New Rexer Analytics survey


Syndicated from BeyeNetwork

I recently got the survey results from the annual data mining survey that Karl Rexer of Rexer Analytics runs. You can get the summary here or the full results from Karl but here are my thoughts:

  • Data mining is everywhere. The most cited areas are CRM / Marketing and Financial Services with a big lead over Retail and Telecom. Healthcare did poorly, no surprise.
  • Data miners most frequently work in are Marketing & Sales, Research & Development, Risk.
  • Data miners’ most commonly used algorithms are regression, decision trees, and cluster analysis – way ahead of the others. Text mining was back in the pack, interesting given the amount of text mining coming presentations we saw at Predictive Analytics World.
  • Half of data miners say their results are helping to drive operational processes.
    This is encouraging as I think this is by far the most effective way to use predictive analytics.
  • Batch scoring with the results getting stored in the database came top of deployment approaches at 30% with interactive real-time scoring at 21% and 16% putting the model into some overall softwareproject.
  • 60% of respondents say the results of their modeling are deployed always or most of the time.
    This is still not good enough – nearly half are not getting deployed.
  • The top challenges facing data miners are dirty data, explaining data mining to others, and difficult access to data. However, in 2009 fewer data miners listed data quality and data access as challenges than in the previous year. 34% also have problems with IT.
  • Open-source tools Weka and R made substantial movement up data miner’s tool rankings this year, and are now used by large numbers of both academic and for-profit data miners.

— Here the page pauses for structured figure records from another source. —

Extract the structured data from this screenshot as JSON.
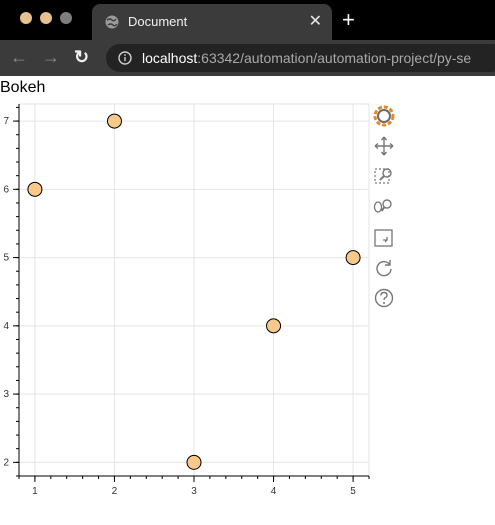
{
  "browser": {
    "tab_title": "Document",
    "tab_close": "✕",
    "new_tab": "+",
    "url_host": "localhost",
    "url_rest": ":63342/automation/automation-project/py-se",
    "nav": {
      "back": "←",
      "forward": "→",
      "reload": "↻"
    },
    "colors": {
      "chrome_bg": "#000000",
      "tab_bg": "#3b3b3b",
      "omnibox_bg": "#232323"
    }
  },
  "page": {
    "title": "Bokeh"
  },
  "toolbar_tools": [
    {
      "name": "bokeh-logo-icon"
    },
    {
      "name": "pan-tool-icon"
    },
    {
      "name": "box-zoom-tool-icon"
    },
    {
      "name": "wheel-zoom-tool-icon"
    },
    {
      "name": "save-tool-icon"
    },
    {
      "name": "reset-tool-icon"
    },
    {
      "name": "help-tool-icon"
    }
  ],
  "chart_data": {
    "type": "scatter",
    "title": "",
    "xlabel": "",
    "ylabel": "",
    "x": [
      1,
      2,
      3,
      4,
      5
    ],
    "y": [
      6,
      7,
      2,
      4,
      5
    ],
    "xlim": [
      0.8,
      5.2
    ],
    "ylim": [
      1.8,
      7.25
    ],
    "xticks": [
      1,
      2,
      3,
      4,
      5
    ],
    "yticks": [
      2,
      3,
      4,
      5,
      6,
      7
    ],
    "grid": true,
    "marker": {
      "fill": "#f8c98a",
      "stroke": "#000000"
    }
  }
}
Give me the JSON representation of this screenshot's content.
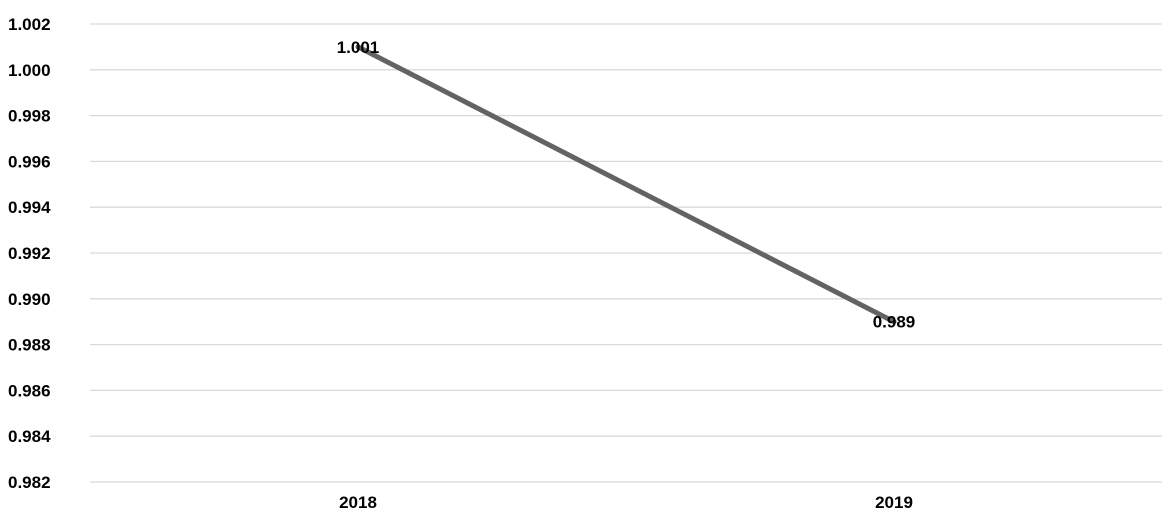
{
  "chart_data": {
    "type": "line",
    "categories": [
      "2018",
      "2019"
    ],
    "series": [
      {
        "values": [
          1.001,
          0.989
        ],
        "data_labels": [
          "1.001",
          "0.989"
        ]
      }
    ],
    "ylim": [
      0.982,
      1.002
    ],
    "y_ticks": [
      1.002,
      1.0,
      0.998,
      0.996,
      0.994,
      0.992,
      0.99,
      0.988,
      0.986,
      0.984,
      0.982
    ],
    "y_tick_labels": [
      "1.002",
      "1.000",
      "0.998",
      "0.996",
      "0.994",
      "0.992",
      "0.990",
      "0.988",
      "0.986",
      "0.984",
      "0.982"
    ],
    "grid": true,
    "legend": "none",
    "colors": {
      "line": "#636363",
      "grid": "#d9d9d9",
      "text": "#000000"
    }
  }
}
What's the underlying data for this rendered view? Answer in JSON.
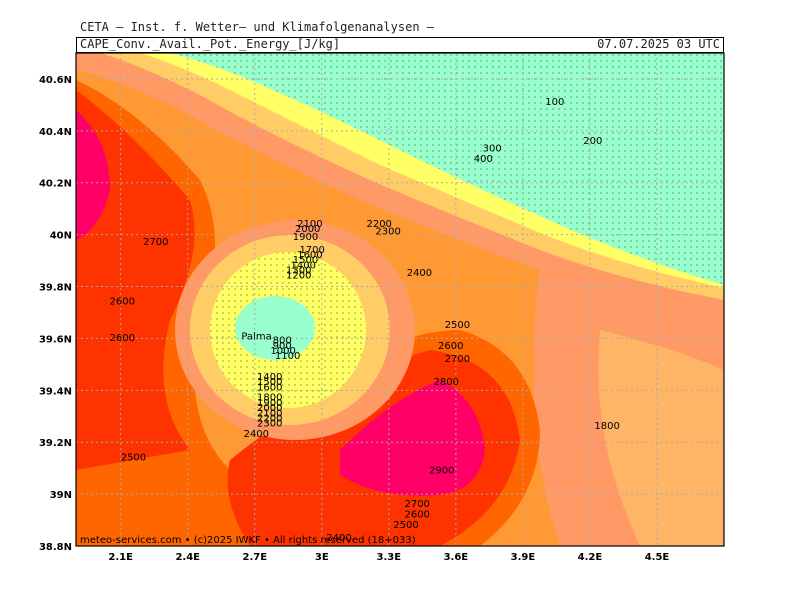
{
  "header": {
    "title": "CETA — Inst. f. Wetter— und Klimafolgenanalysen —",
    "field": "CAPE_Conv._Avail._Pot._Energy_[J/kg]",
    "valid_time": "07.07.2025 03 UTC"
  },
  "footer": {
    "credit": "meteo-services.com • (c)2025 IWKF • All rights reserved (18+033)"
  },
  "map": {
    "lon_range": [
      1.9,
      4.8
    ],
    "lat_range": [
      38.8,
      40.7
    ],
    "lat_ticks": [
      "40.6N",
      "40.4N",
      "40.2N",
      "40N",
      "39.8N",
      "39.6N",
      "39.4N",
      "39.2N",
      "39N",
      "38.8N"
    ],
    "lon_ticks": [
      "2.1E",
      "2.4E",
      "2.7E",
      "3E",
      "3.3E",
      "3.6E",
      "3.9E",
      "4.2E",
      "4.5E"
    ],
    "place_label": "Palma",
    "colors": {
      "lowest": "#99ffcc",
      "yellow": "#ffff66",
      "pale_orange": "#ffcc66",
      "salmon": "#ff9966",
      "orange": "#ff9933",
      "dark_orange": "#ff6600",
      "red": "#ff3300",
      "magenta": "#ff0066",
      "grid": "#aaaaaa"
    },
    "contour_labels": [
      {
        "text": "100",
        "lon": 4.0,
        "lat": 40.5
      },
      {
        "text": "200",
        "lon": 4.17,
        "lat": 40.35
      },
      {
        "text": "300",
        "lon": 3.72,
        "lat": 40.32
      },
      {
        "text": "400",
        "lon": 3.68,
        "lat": 40.28
      },
      {
        "text": "2100",
        "lon": 2.89,
        "lat": 40.03
      },
      {
        "text": "2000",
        "lon": 2.88,
        "lat": 40.01
      },
      {
        "text": "1900",
        "lon": 2.87,
        "lat": 39.98
      },
      {
        "text": "1700",
        "lon": 2.9,
        "lat": 39.93
      },
      {
        "text": "1600",
        "lon": 2.89,
        "lat": 39.91
      },
      {
        "text": "1500",
        "lon": 2.87,
        "lat": 39.89
      },
      {
        "text": "1400",
        "lon": 2.86,
        "lat": 39.87
      },
      {
        "text": "1300",
        "lon": 2.84,
        "lat": 39.85
      },
      {
        "text": "1200",
        "lon": 2.84,
        "lat": 39.83
      },
      {
        "text": "2200",
        "lon": 3.2,
        "lat": 40.03
      },
      {
        "text": "2300",
        "lon": 3.24,
        "lat": 40.0
      },
      {
        "text": "2400",
        "lon": 3.38,
        "lat": 39.84
      },
      {
        "text": "2500",
        "lon": 3.55,
        "lat": 39.64
      },
      {
        "text": "2600",
        "lon": 3.52,
        "lat": 39.56
      },
      {
        "text": "2700",
        "lon": 3.55,
        "lat": 39.51
      },
      {
        "text": "2800",
        "lon": 3.5,
        "lat": 39.42
      },
      {
        "text": "2700",
        "lon": 2.2,
        "lat": 39.96
      },
      {
        "text": "2600",
        "lon": 2.05,
        "lat": 39.73
      },
      {
        "text": "2600",
        "lon": 2.05,
        "lat": 39.59
      },
      {
        "text": "2500",
        "lon": 2.1,
        "lat": 39.13
      },
      {
        "text": "800",
        "lon": 2.78,
        "lat": 39.58
      },
      {
        "text": "900",
        "lon": 2.78,
        "lat": 39.56
      },
      {
        "text": "1000",
        "lon": 2.77,
        "lat": 39.54
      },
      {
        "text": "1100",
        "lon": 2.79,
        "lat": 39.52
      },
      {
        "text": "1400",
        "lon": 2.71,
        "lat": 39.44
      },
      {
        "text": "1500",
        "lon": 2.71,
        "lat": 39.42
      },
      {
        "text": "1600",
        "lon": 2.71,
        "lat": 39.4
      },
      {
        "text": "1800",
        "lon": 2.71,
        "lat": 39.36
      },
      {
        "text": "1900",
        "lon": 2.71,
        "lat": 39.34
      },
      {
        "text": "2000",
        "lon": 2.71,
        "lat": 39.32
      },
      {
        "text": "2100",
        "lon": 2.71,
        "lat": 39.3
      },
      {
        "text": "2200",
        "lon": 2.71,
        "lat": 39.28
      },
      {
        "text": "2300",
        "lon": 2.71,
        "lat": 39.26
      },
      {
        "text": "2400",
        "lon": 2.65,
        "lat": 39.22
      },
      {
        "text": "2900",
        "lon": 3.48,
        "lat": 39.08
      },
      {
        "text": "2700",
        "lon": 3.37,
        "lat": 38.95
      },
      {
        "text": "2600",
        "lon": 3.37,
        "lat": 38.91
      },
      {
        "text": "2500",
        "lon": 3.32,
        "lat": 38.87
      },
      {
        "text": "1800",
        "lon": 4.22,
        "lat": 39.25
      },
      {
        "text": "2400",
        "lon": 3.02,
        "lat": 38.82
      }
    ]
  }
}
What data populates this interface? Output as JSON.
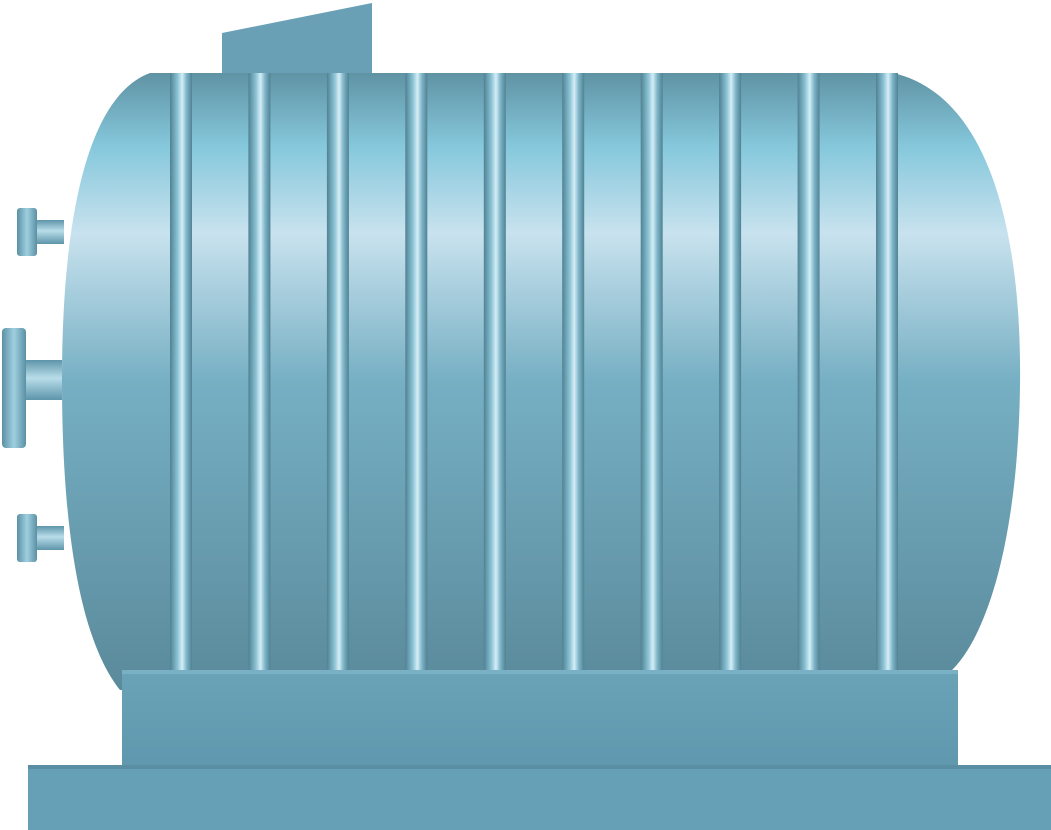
{
  "illustration": {
    "subject": "horizontal-storage-tank",
    "colors": {
      "background": "#ffffff",
      "shell_dark": "#5c8c9c",
      "shell_mid": "#70a8bd",
      "shell_light": "#c8e2ee",
      "shell_highlight": "#86c8dc",
      "rib_dark": "#4f8293",
      "rib_light": "#d6eef6",
      "base_top": "#6aa2b8",
      "base_bottom": "#5f97ad",
      "nozzle": "#6fa6bb"
    },
    "rib_count": 10,
    "nozzle_count": 3
  }
}
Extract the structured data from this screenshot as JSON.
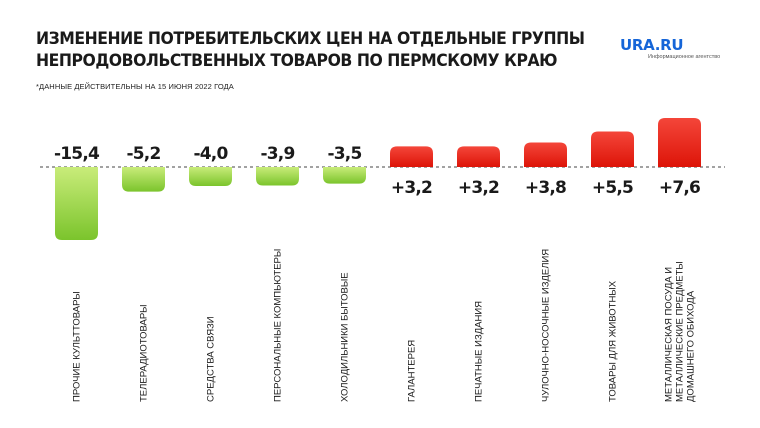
{
  "header": {
    "title_line1": "ИЗМЕНЕНИЕ ПОТРЕБИТЕЛЬСКИХ ЦЕН НА ОТДЕЛЬНЫЕ ГРУППЫ",
    "title_line2": "НЕПРОДОВОЛЬСТВЕННЫХ ТОВАРОВ ПО ПЕРМСКОМУ КРАЮ",
    "note": "*ДАННЫЕ ДЕЙСТВИТЕЛЬНЫ НА 15 ИЮНЯ 2022 ГОДА"
  },
  "logo": {
    "name": "URA.RU",
    "tagline": "Информационное агентство"
  },
  "colors": {
    "negative": "#8fd13a",
    "positive": "#e8261a",
    "baseline": "#444444",
    "logo": "#1565d8"
  },
  "chart_data": {
    "type": "bar",
    "title": "ИЗМЕНЕНИЕ ПОТРЕБИТЕЛЬСКИХ ЦЕН НА ОТДЕЛЬНЫЕ ГРУППЫ НЕПРОДОВОЛЬСТВЕННЫХ ТОВАРОВ ПО ПЕРМСКОМУ КРАЮ",
    "categories": [
      [
        "ПРОЧИЕ КУЛЬТТОВАРЫ"
      ],
      [
        "ТЕЛЕРАДИОТОВАРЫ"
      ],
      [
        "СРЕДСТВА СВЯЗИ"
      ],
      [
        "ПЕРСОНАЛЬНЫЕ КОМПЬЮТЕРЫ"
      ],
      [
        "ХОЛОДИЛЬНИКИ БЫТОВЫЕ"
      ],
      [
        "ГАЛАНТЕРЕЯ"
      ],
      [
        "ПЕЧАТНЫЕ ИЗДАНИЯ"
      ],
      [
        "ЧУЛОЧНО-НОСОЧНЫЕ ИЗДЕЛИЯ"
      ],
      [
        "ТОВАРЫ ДЛЯ ЖИВОТНЫХ"
      ],
      [
        "МЕТАЛЛИЧЕСКАЯ ПОСУДА И",
        "МЕТАЛЛИЧЕСКИЕ ПРЕДМЕТЫ",
        "ДОМАШНЕГО ОБИХОДА"
      ]
    ],
    "values": [
      -15.4,
      -5.2,
      -4.0,
      -3.9,
      -3.5,
      3.2,
      3.2,
      3.8,
      5.5,
      7.6
    ],
    "labels": [
      "-15,4",
      "-5,2",
      "-4,0",
      "-3,9",
      "-3,5",
      "+3,2",
      "+3,2",
      "+3,8",
      "+5,5",
      "+7,6"
    ],
    "grid": false,
    "legend": "none"
  }
}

There’s lots more in the survey so go get it and read it.


Comments on this entry are closed.

  • Hans Gilde March 30, 2010, 6:48 am

    Not sure I agree about 60% deployment being bad; I think more digging would be needed to make a conclusion here. It’s important to manage expectations in this area, so as not to give the false impression that data mining is a magical tonic that will quickly turn your data into actionable information.

    Surely if 40% of clearly actionable information were ignored, this would be very strange. But good analytics processes are iterative – create a goal, gather data, analyze the data, then learn that additional data must be gathered or the goal refined, repeat. In this process, are we worried that the intermediary models are not deployed?

    Similarly with exploratory projects – if two statisticians explore data in two directions, maybe only one produces the finally chosen model. 50% of these two statisticians might correctly report that all their hard work was not deployed.